A valorização do esporte feminino no Brasil.

Enviada em 31/07/2020

No filme “Menina de Ouro”, de Clint Eastwood, é retratada a história de uma garota com talento para o boxe, cujo o sonho de se tornar uma lutadora é dificultado apenas pelo fato de ela ser mulher. Nesse sentido, fora da ficção, é notório que tal prerrogativa está intimamente ligada ao contexto atual brasileiro, no qual a valorização do esporte feminino, apesar de seu incipiente desenvolvimento, tem enfrentado grandes obstáculos. Diante disso, é válido destacar que entre os fatores que condicionam essa realidade, encontram-se a falta de políticas públicas e incentivos nesse setor, bem como a desigualdade de gênero enraizada na sociedade desde as primeiras civilizações.

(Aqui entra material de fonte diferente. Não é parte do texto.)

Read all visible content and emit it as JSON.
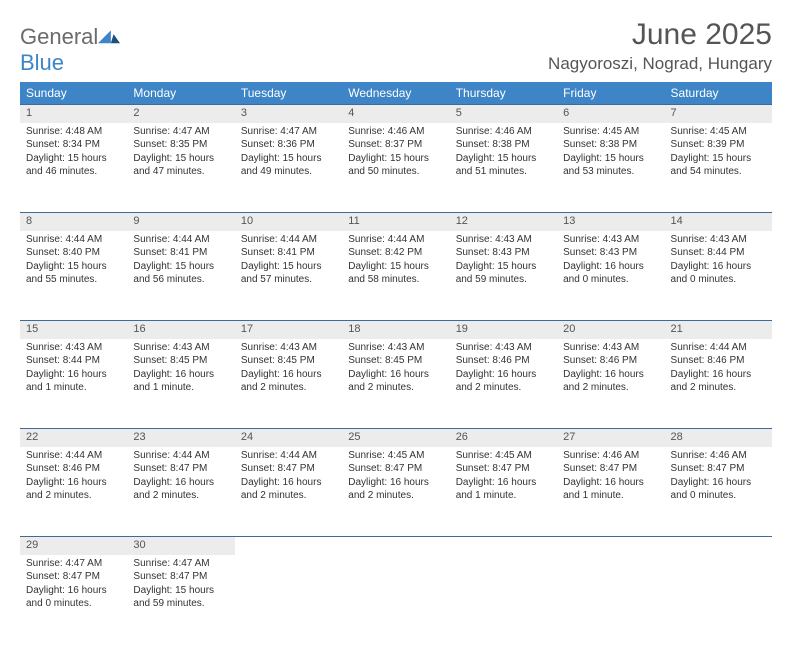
{
  "logo": {
    "line1": "General",
    "line2": "Blue"
  },
  "title": "June 2025",
  "location": "Nagyoroszi, Nograd, Hungary",
  "colors": {
    "header_bg": "#3d85c6",
    "header_text": "#ffffff",
    "daynum_bg": "#ececec",
    "rule": "#3d6a99",
    "text": "#333333",
    "title_text": "#555555"
  },
  "day_headers": [
    "Sunday",
    "Monday",
    "Tuesday",
    "Wednesday",
    "Thursday",
    "Friday",
    "Saturday"
  ],
  "weeks": [
    [
      {
        "n": "1",
        "sr": "Sunrise: 4:48 AM",
        "ss": "Sunset: 8:34 PM",
        "dl": "Daylight: 15 hours and 46 minutes."
      },
      {
        "n": "2",
        "sr": "Sunrise: 4:47 AM",
        "ss": "Sunset: 8:35 PM",
        "dl": "Daylight: 15 hours and 47 minutes."
      },
      {
        "n": "3",
        "sr": "Sunrise: 4:47 AM",
        "ss": "Sunset: 8:36 PM",
        "dl": "Daylight: 15 hours and 49 minutes."
      },
      {
        "n": "4",
        "sr": "Sunrise: 4:46 AM",
        "ss": "Sunset: 8:37 PM",
        "dl": "Daylight: 15 hours and 50 minutes."
      },
      {
        "n": "5",
        "sr": "Sunrise: 4:46 AM",
        "ss": "Sunset: 8:38 PM",
        "dl": "Daylight: 15 hours and 51 minutes."
      },
      {
        "n": "6",
        "sr": "Sunrise: 4:45 AM",
        "ss": "Sunset: 8:38 PM",
        "dl": "Daylight: 15 hours and 53 minutes."
      },
      {
        "n": "7",
        "sr": "Sunrise: 4:45 AM",
        "ss": "Sunset: 8:39 PM",
        "dl": "Daylight: 15 hours and 54 minutes."
      }
    ],
    [
      {
        "n": "8",
        "sr": "Sunrise: 4:44 AM",
        "ss": "Sunset: 8:40 PM",
        "dl": "Daylight: 15 hours and 55 minutes."
      },
      {
        "n": "9",
        "sr": "Sunrise: 4:44 AM",
        "ss": "Sunset: 8:41 PM",
        "dl": "Daylight: 15 hours and 56 minutes."
      },
      {
        "n": "10",
        "sr": "Sunrise: 4:44 AM",
        "ss": "Sunset: 8:41 PM",
        "dl": "Daylight: 15 hours and 57 minutes."
      },
      {
        "n": "11",
        "sr": "Sunrise: 4:44 AM",
        "ss": "Sunset: 8:42 PM",
        "dl": "Daylight: 15 hours and 58 minutes."
      },
      {
        "n": "12",
        "sr": "Sunrise: 4:43 AM",
        "ss": "Sunset: 8:43 PM",
        "dl": "Daylight: 15 hours and 59 minutes."
      },
      {
        "n": "13",
        "sr": "Sunrise: 4:43 AM",
        "ss": "Sunset: 8:43 PM",
        "dl": "Daylight: 16 hours and 0 minutes."
      },
      {
        "n": "14",
        "sr": "Sunrise: 4:43 AM",
        "ss": "Sunset: 8:44 PM",
        "dl": "Daylight: 16 hours and 0 minutes."
      }
    ],
    [
      {
        "n": "15",
        "sr": "Sunrise: 4:43 AM",
        "ss": "Sunset: 8:44 PM",
        "dl": "Daylight: 16 hours and 1 minute."
      },
      {
        "n": "16",
        "sr": "Sunrise: 4:43 AM",
        "ss": "Sunset: 8:45 PM",
        "dl": "Daylight: 16 hours and 1 minute."
      },
      {
        "n": "17",
        "sr": "Sunrise: 4:43 AM",
        "ss": "Sunset: 8:45 PM",
        "dl": "Daylight: 16 hours and 2 minutes."
      },
      {
        "n": "18",
        "sr": "Sunrise: 4:43 AM",
        "ss": "Sunset: 8:45 PM",
        "dl": "Daylight: 16 hours and 2 minutes."
      },
      {
        "n": "19",
        "sr": "Sunrise: 4:43 AM",
        "ss": "Sunset: 8:46 PM",
        "dl": "Daylight: 16 hours and 2 minutes."
      },
      {
        "n": "20",
        "sr": "Sunrise: 4:43 AM",
        "ss": "Sunset: 8:46 PM",
        "dl": "Daylight: 16 hours and 2 minutes."
      },
      {
        "n": "21",
        "sr": "Sunrise: 4:44 AM",
        "ss": "Sunset: 8:46 PM",
        "dl": "Daylight: 16 hours and 2 minutes."
      }
    ],
    [
      {
        "n": "22",
        "sr": "Sunrise: 4:44 AM",
        "ss": "Sunset: 8:46 PM",
        "dl": "Daylight: 16 hours and 2 minutes."
      },
      {
        "n": "23",
        "sr": "Sunrise: 4:44 AM",
        "ss": "Sunset: 8:47 PM",
        "dl": "Daylight: 16 hours and 2 minutes."
      },
      {
        "n": "24",
        "sr": "Sunrise: 4:44 AM",
        "ss": "Sunset: 8:47 PM",
        "dl": "Daylight: 16 hours and 2 minutes."
      },
      {
        "n": "25",
        "sr": "Sunrise: 4:45 AM",
        "ss": "Sunset: 8:47 PM",
        "dl": "Daylight: 16 hours and 2 minutes."
      },
      {
        "n": "26",
        "sr": "Sunrise: 4:45 AM",
        "ss": "Sunset: 8:47 PM",
        "dl": "Daylight: 16 hours and 1 minute."
      },
      {
        "n": "27",
        "sr": "Sunrise: 4:46 AM",
        "ss": "Sunset: 8:47 PM",
        "dl": "Daylight: 16 hours and 1 minute."
      },
      {
        "n": "28",
        "sr": "Sunrise: 4:46 AM",
        "ss": "Sunset: 8:47 PM",
        "dl": "Daylight: 16 hours and 0 minutes."
      }
    ],
    [
      {
        "n": "29",
        "sr": "Sunrise: 4:47 AM",
        "ss": "Sunset: 8:47 PM",
        "dl": "Daylight: 16 hours and 0 minutes."
      },
      {
        "n": "30",
        "sr": "Sunrise: 4:47 AM",
        "ss": "Sunset: 8:47 PM",
        "dl": "Daylight: 15 hours and 59 minutes."
      },
      null,
      null,
      null,
      null,
      null
    ]
  ]
}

Em primeiro plano, é válido salientar que, segundo o filósofo Tomas Hobbes, em sua obra “O Leviatã”, o Estado é a instituição responsável por garantir a fluidez e a harmonia entre a coletividade. No entanto, no cenário hodierno, nota-se que tal assertiva não é colocada em prática, o que vai contra a um dos preceitos estipulados pela Carta Magna, afinal, a Constituição Federal, em seu artigo 217, assegura que é dever do Estado fomentar atividades desportivas como direito inerente a cada cidadão. Dessa forma, torna-se repudiável o fato do poder público não incentivar a prática de tais exercícios entre as mulheres, além de tratar como segunda instância aquelas que o fazem.

Por conseguinte, é de grande importância mencionar que esse contexto está fortemente relacionado com a desigualdade de gênero existente desde as primeiras civilizações, já que, no período da Grécia Antiga, esse sexo era visto como responsável apenas pelas tarefas domésticas e criação dos filhos. Nesse viés, no panorama atual, tal preconceito continua enraizado em muitas pessoas, haja vista que, conforme exposto pelo jornal “Folha de São Paulo”, a prática de esportes por mulheres é 40% inferior em relação aos homens. Logo, urge que medidas sejam tomadas, com o fito de melhorar o cenário no qual essa parcela encontra-se inserida.

Em suma, diante dos conflitos abordados, cabe ao Estado, como mantenedor da ordem, progresso, leis e bem-estar civilizatório, investir na criação de projetos que incentivem a prática do esporte feminino como exercício da cidadania, mediante a criação de campanhas que deveriam ser divulgadas nos diversos meios midiáticos, como TV e redes sociais. Tal ação poderia ser realizada por meio da alocação de recursos do Ministério da Economia e órgãos governamentais, com o intuito de romper com os pensamentos preconceituosos de grande parte da sociedade e valorizar, de fato, a inserção das mulheres nesse meio. Com isso, pode-se almejar um contexto que legitime os preceitos estipulados pela Constituição de 1988 e que seja diferente àquele demonstrado pela obra cinematográfica “Menina de Ouro”.